En conséquence, pour ce seul motif, la SAS SAGEMCOM ENERGY & TELECOM sera déclarée irrecevable en son action.
Dès lors, la demande de jonction de la procédure RG : 25/00386 avec la procédure RG : 24/01505 est devenue sans objet et sera rejetée comme telle.
Aux termes de l’article 696 du Code de procédure civile, la partie perdante est condamnée aux dépens, à moins que le juge, par décision motivée, n’en mette la totalité ou une fraction à la charge d’une autre partie.
La SAS SAGEMCOM ENERGY & TELECOM, qui succombe à la présente instance, sera condamnée aux entiers dépens.
Aux termes de l’article 700 du code de procédure civile, le juge condamne la partie tenue aux dépens ou qui perd son procès à payer à l’autre partie la somme qu’il détermine, au titre des frais exposés et non compris dans les dépens.

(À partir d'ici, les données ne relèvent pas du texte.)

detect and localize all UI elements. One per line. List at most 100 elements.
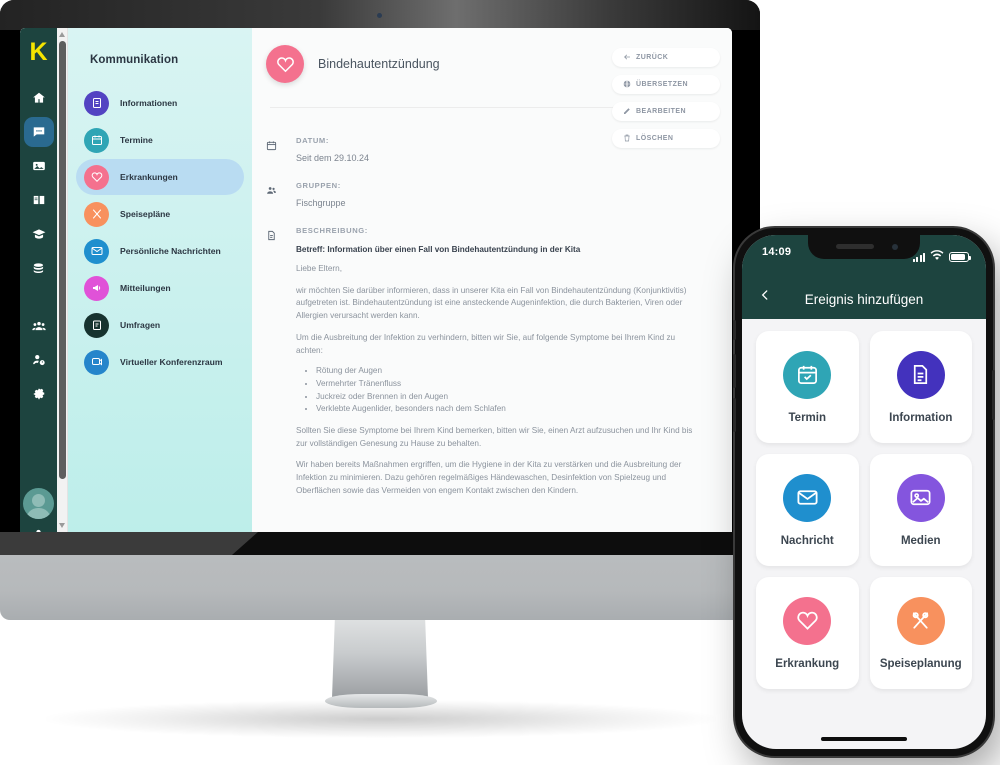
rail-item-groups[interactable] — [24, 311, 54, 341]
description-body: BESCHREIBUNG: Betreff: Information über … — [296, 226, 732, 498]
detail-row-gruppen: GRUPPEN: Fischgruppe — [266, 181, 732, 208]
delete-button[interactable]: LÖSCHEN — [612, 129, 720, 148]
monitor-top-bezel — [0, 0, 760, 30]
edit-button[interactable]: BEARBEITEN — [612, 102, 720, 121]
menu-item-informationen[interactable]: Informationen — [76, 85, 244, 121]
document-icon — [896, 350, 945, 399]
tile-label: Medien — [900, 534, 941, 547]
clipboard-icon — [84, 312, 109, 338]
rail-item-settings[interactable] — [24, 379, 54, 409]
document-icon — [266, 226, 296, 498]
book-icon — [32, 193, 46, 207]
image-icon — [896, 473, 945, 522]
menu-item-persoenliche-nachrichten[interactable]: Persönliche Nachrichten — [76, 233, 244, 269]
phone-notch — [808, 235, 920, 259]
list-item: Verklebte Augenlider, besonders nach dem… — [316, 403, 704, 416]
rail-item-communication[interactable] — [23, 117, 54, 147]
scrollbar-thumb[interactable] — [59, 41, 66, 479]
image-icon — [32, 159, 46, 173]
rail-item-account[interactable] — [20, 528, 57, 532]
monitor-stand-foot — [325, 694, 437, 708]
rail-item-finance[interactable] — [24, 253, 54, 283]
rail-item-documentation[interactable] — [24, 185, 54, 215]
translate-button-label: ÜBERSETZEN — [636, 81, 688, 88]
video-icon — [84, 349, 109, 375]
detail-value: Fischgruppe — [296, 198, 346, 208]
description-paragraph-2: Um die Ausbreitung der Infektion zu verh… — [296, 332, 676, 355]
tile-speiseplanung[interactable]: Speiseplanung — [869, 577, 972, 689]
avatar[interactable] — [23, 488, 54, 519]
app-logo: K — [29, 37, 48, 66]
detail-row-body: DATUM: Seit dem 29.10.24 — [296, 136, 369, 163]
signal-bars-icon — [912, 252, 925, 262]
menu-item-erkrankungen[interactable]: Erkrankungen — [76, 159, 244, 195]
chevron-left-icon[interactable] — [758, 288, 772, 310]
menu-item-umfragen[interactable]: Umfragen — [76, 307, 244, 343]
graduation-cap-icon — [32, 227, 46, 241]
desktop-monitor: K Kommunikation Informationen Termine Er… — [0, 0, 760, 555]
kita-web-app: K Kommunikation Informationen Termine Er… — [20, 28, 732, 532]
menu-item-speiseplaene[interactable]: Speisepläne — [76, 196, 244, 232]
rail-icon-list — [20, 83, 57, 409]
tile-medien[interactable]: Medien — [869, 454, 972, 566]
menu-title: Kommunikation — [90, 54, 179, 66]
arrow-left-icon — [623, 53, 631, 63]
menu-item-label: Speisepläne — [120, 209, 171, 219]
tile-label: Nachricht — [780, 534, 834, 547]
user-clock-icon — [32, 353, 46, 367]
pencil-icon — [623, 107, 631, 117]
action-buttons: ZURÜCK ÜBERSETZEN BEARBEITEN LÖSCHEN — [612, 48, 720, 156]
detail-value: Seit dem 29.10.24 — [296, 153, 370, 163]
users-icon — [266, 181, 296, 208]
translate-button[interactable]: ÜBERSETZEN — [612, 75, 720, 94]
detail-label: BESCHREIBUNG: — [296, 226, 368, 235]
monitor-chin — [0, 555, 760, 620]
home-icon — [32, 91, 46, 105]
symptom-list: Rötung der Augen Vermehrter Tränenfluss … — [316, 365, 704, 416]
page-title: Bindehautentzündung — [318, 57, 440, 71]
tile-information[interactable]: Information — [869, 331, 972, 443]
menu-item-label: Termine — [120, 135, 153, 145]
mute-switch[interactable] — [733, 320, 736, 340]
power-button[interactable] — [992, 370, 995, 420]
communication-menu-panel: Kommunikation Informationen Termine Erkr… — [68, 28, 252, 532]
rail-item-staff[interactable] — [24, 345, 54, 375]
desktop-screen: K Kommunikation Informationen Termine Er… — [20, 28, 732, 532]
phone-content: Termin Information Nachricht Medien Erkr… — [742, 319, 986, 689]
heart-pulse-icon — [783, 596, 832, 645]
list-item: Vermehrter Tränenfluss — [316, 378, 704, 391]
description-paragraph-4: Wir haben bereits Maßnahmen ergriffen, u… — [296, 460, 682, 495]
tile-termin[interactable]: Termin — [756, 331, 859, 443]
tile-erkrankung[interactable]: Erkrankung — [756, 577, 859, 689]
users-icon — [31, 319, 46, 333]
scroll-down-icon[interactable] — [59, 523, 65, 528]
back-button-label: ZURÜCK — [636, 54, 669, 61]
scroll-up-icon[interactable] — [59, 32, 65, 37]
phone-screen: 14:09 Ereignis hinzufügen Termin Informa… — [742, 235, 986, 749]
status-bar-indicators — [912, 248, 971, 266]
volume-up-button[interactable] — [733, 354, 736, 388]
menu-scrollbar[interactable] — [57, 28, 68, 532]
rail-item-home[interactable] — [24, 83, 54, 113]
menu-item-mitteilungen[interactable]: Mitteilungen — [76, 270, 244, 306]
volume-down-button[interactable] — [733, 398, 736, 432]
tile-label: Information — [889, 411, 953, 424]
menu-item-label: Umfragen — [120, 320, 161, 330]
menu-item-termine[interactable]: Termine — [76, 122, 244, 158]
document-icon — [84, 90, 109, 116]
detail-label: GRUPPEN: — [296, 181, 341, 190]
tile-label: Termin — [788, 411, 827, 424]
menu-item-virtueller-konferenzraum[interactable]: Virtueller Konferenzraum — [76, 344, 244, 380]
monitor-bottom-bezel — [0, 532, 760, 555]
rail-item-education[interactable] — [24, 219, 54, 249]
globe-icon — [623, 79, 631, 90]
phone-status-bar: 14:09 — [742, 235, 986, 279]
menu-item-label: Virtueller Konferenzraum — [120, 357, 223, 367]
home-indicator[interactable] — [821, 737, 907, 741]
gear-icon — [32, 387, 46, 401]
back-button[interactable]: ZURÜCK — [612, 48, 720, 67]
heart-pulse-icon — [266, 45, 304, 83]
rail-item-media[interactable] — [24, 151, 54, 181]
phone-page-title: Ereignis hinzufügen — [804, 291, 924, 307]
tile-nachricht[interactable]: Nachricht — [756, 454, 859, 566]
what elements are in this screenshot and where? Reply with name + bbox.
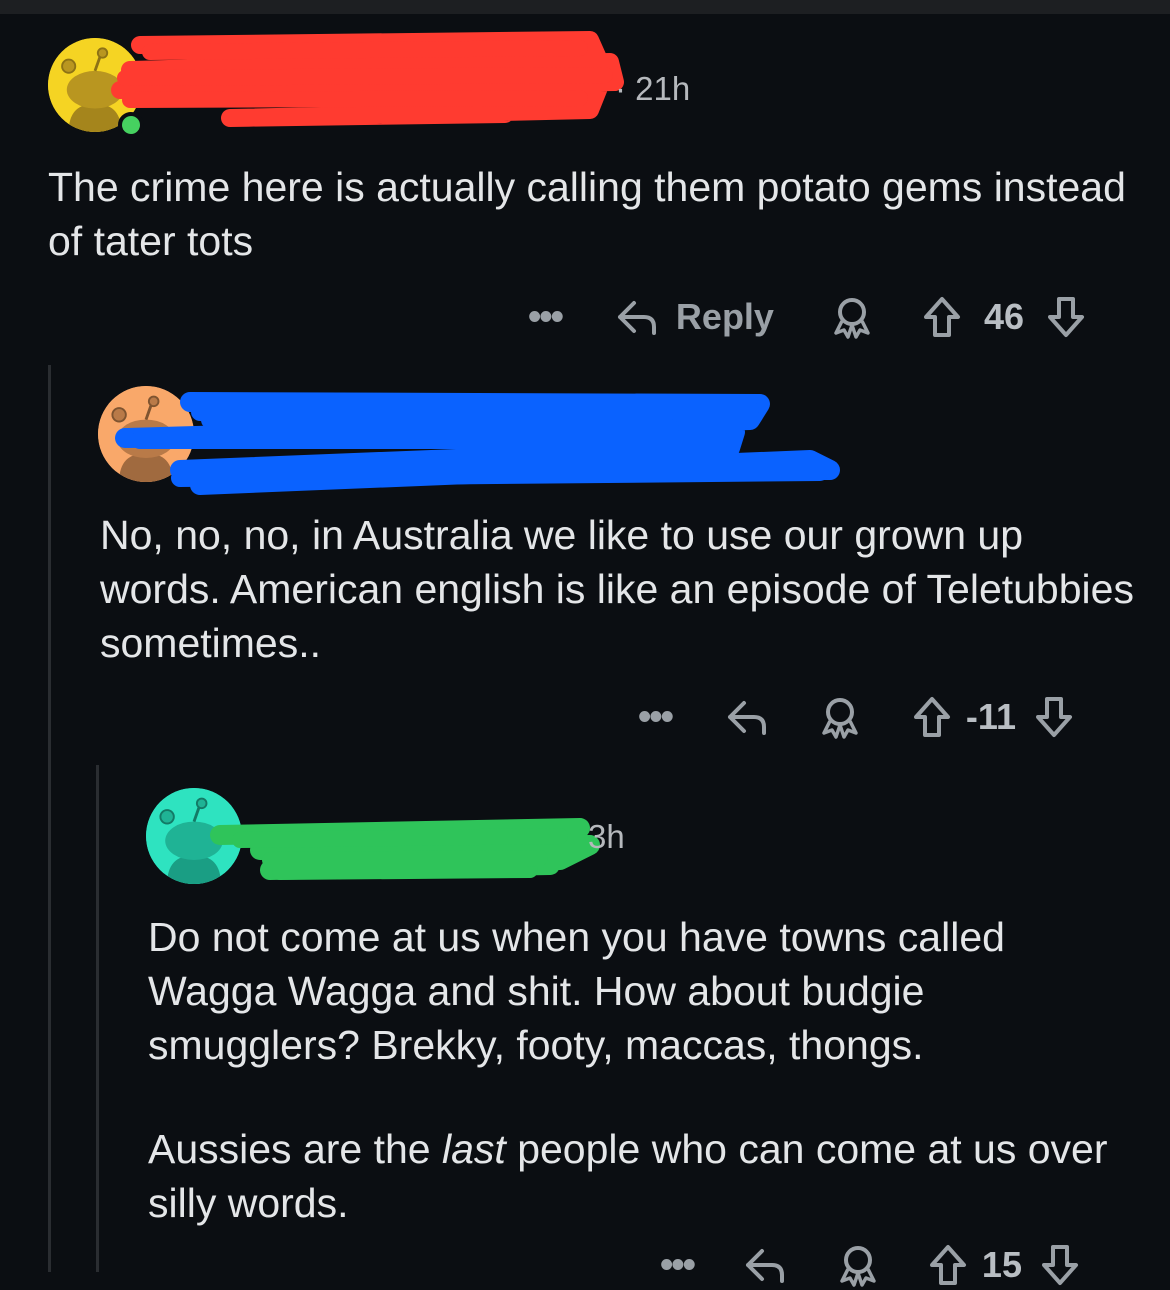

Dans tous les cas, le juge tient compte de l’équité ou de la situation économique de la partie condamnée. Il peut, même d’office, pour des raisons tirées des mêmes considérations, dire qu’il n’y a pas lieu à ces condamnations.
En l’espèce, la SAS SAGEMCOM ENERGY & TELECOM, partie condamnée aux dépens, sera condamnée à verser au titre de l’article 700 du Code de procédure civile les sommes suivantes :
— la somme globale de 1 200 euros à la SA ALLIANZ IARD et la SCI J-NEVA,
— 1 200 euros à la SAS ENERGY DYNAMICS,
— 400 euros à la SAS MYFOW.COM,
— 400 euros à la SAS DEVOTEAM,
— 400 euros à la RSA LUXEMBOURG SA,
— 1 200 euros à la SA ENEDIS,
— 1 200 euros à la SA GAN ASSURANCES,
— 1 200 euros à Madame [Z] [T],
— 600 euros à la MUTUELLE D’ASSURANCE DES PROFESSIONS ALIMENTAIRES,
— 600 euros à la SARL MILLE ET UNE SAVEURS,
— 1 200 euros à la SA MAAF ASSURANCES.
La SAS SAGEMCOM ENERGY & TELECOM sera par ailleurs déboutée de sa propre demande formée au titre de l’article 700 du Code de procédure civile.
PAR CES MOTIFS
Nous, Pascal MARTIN, juge de la mise en état, statuant en audience publique par décision réputée contradictoire mise à disposition au greffe et rendue en premier ressort,
Déclarons la SAS SAGEMCOM ENERGY & TELECOM irrecevable en son action,
Rejetons la demande de jonction de la procédure RG : 25/00386 avec la procédure RG : 24/01505,
Condamnons la SAS SAGEMCOM ENERGY & TELECOM à verser au titre de l’article 700 du Code de procédure civile les sommes suivantes :
— la somme globale de 1 200 euros à la SA ALLIANZ IARD et la SCI J-NEVA,
— 1 200 euros à la SAS ENERGY DYNAMICS,
— 400 euros à la SAS MYFOW.COM,
— 400 euros à la SAS DEVOTEAM,
— 400 euros à la RSA LUXEMBOURG SA,
— 1 200 euros à la SA ENEDIS,
— 1 200 euros à la SA GAN ASSURANCES,
— 1 200 euros à Madame [Z] [T],
— 600 euros à la MUTUELLE D’ASSURANCE DES PROFESSIONS ALIMENTAIRES,
— 600 euros à la SARL MILLE ET UNE SAVEURS,
— 1 200 euros à la SA MAAF ASSURANCES,
Déboutons la SAS SAGEMCOM ENERGY & TELECOM de sa demande formée au titre de l’article 700 du Code de procédure civile,
Condamnons la SAS SAGEMCOM ENERGY & TELECOM aux entiers dépens de la présente procédure.
La présente ordonnance a été signée par nous, Pascal MARTIN, Vice-Président du Tribunal judiciaire de DAX, statuant comme juge de la mise en état, et par Sandra SEGAS, Greffier, et portée à la connaissance des parties par remise au greffe.
En conséquence, la République française mande et ordonne à tous les commissaires de justice sur ce requis, de mettre la présente décision à exécution, aux procureurs généraux et aux procureurs de la République près les tribunaux judiciaires d’y tenir la main, à tous commandants et officiers de la force publique de prêter main forte lorsqu’ils en seront légalement requis.